Fine. Now we know that there is one miscreant amongst a bunch of solid citizens. Assuming that the 6360 is connected into the LAN at startup, do you have three solid LEDs (of four) or one solid LED (of two), or is the LI (link) LED blinking madly? If so, connection (autonegotiation) is not being achieved with the switch. Dud card, dud cable, or dud switch (which you can obviously rule out). A 10/100 card (usually, but not always, with four LEDs) almost certainly can autonegotiate with the switch if the 'physical layer' from card to switch inclusive is intact.
If the card is not being 'seen' it is not going to talk to anyone, either. It could again be a dud card, or it could lack critical software. My first guess is that OT is not installed. Single-click AppleTalk in Control Panels and do a command-i interrogation on it. If the Get Info. window does not show 'Apple Talk/Open Transport 1.1.2', you have found the problem.

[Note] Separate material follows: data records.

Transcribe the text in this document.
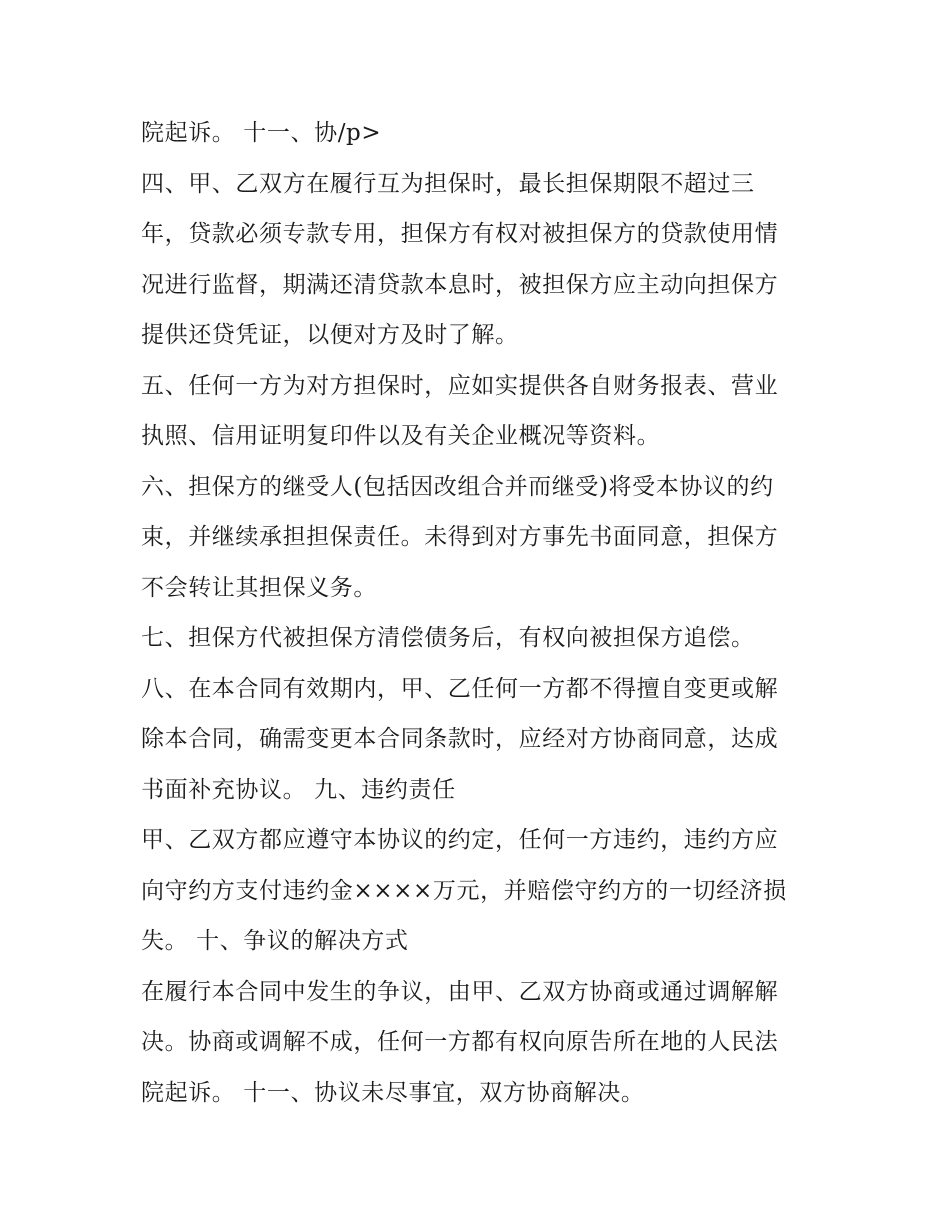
院起诉。 十一、协/p>
四、甲、乙双方在履行互为担保时，最长担保期限不超过三
年，贷款必须专款专用，担保方有权对被担保方的贷款使用情
况进行监督，期满还清贷款本息时，被担保方应主动向担保方
提供还贷凭证，以便对方及时了解。
五、任何一方为对方担保时，应如实提供各自财务报表、营业
执照、信用证明复印件以及有关企业概况等资料。
六、担保方的继受人(包括因改组合并而继受)将受本协议的约
束，并继续承担担保责任。未得到对方事先书面同意，担保方
不会转让其担保义务。
七、担保方代被担保方清偿债务后，有权向被担保方追偿。
八、在本合同有效期内，甲、乙任何一方都不得擅自变更或解
除本合同，确需变更本合同条款时，应经对方协商同意，达成
书面补充协议。 九、违约责任
甲、乙双方都应遵守本协议的约定，任何一方违约，违约方应
向守约方支付违约金××××万元，并赔偿守约方的一切经济损
失。 十、争议的解决方式
在履行本合同中发生的争议，由甲、乙双方协商或通过调解解
决。协商或调解不成，任何一方都有权向原告所在地的人民法
院起诉。 十一、协议未尽事宜，双方协商解决。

OT 1.1.1 and 1.1.2 have to be installed manually, or once a year, up until OS 8.0 or so. Inevitably, other components of OT will also be missing, but Network Extension 7.6 should be present. AppleShare
3.8.3 is also a wise addition.
If this doesn't allow you to configure the card, you will have to suspect some deep-seated malaise justifying its replacement. You are certain that it is an Apple card? If so, it should be plug-'n'-play, but if it is an Asanté, Farallon, Dayna and so on in Apple's clothing, you will have to identify it and get the drivers before you can finally decide that it does or doesn't work.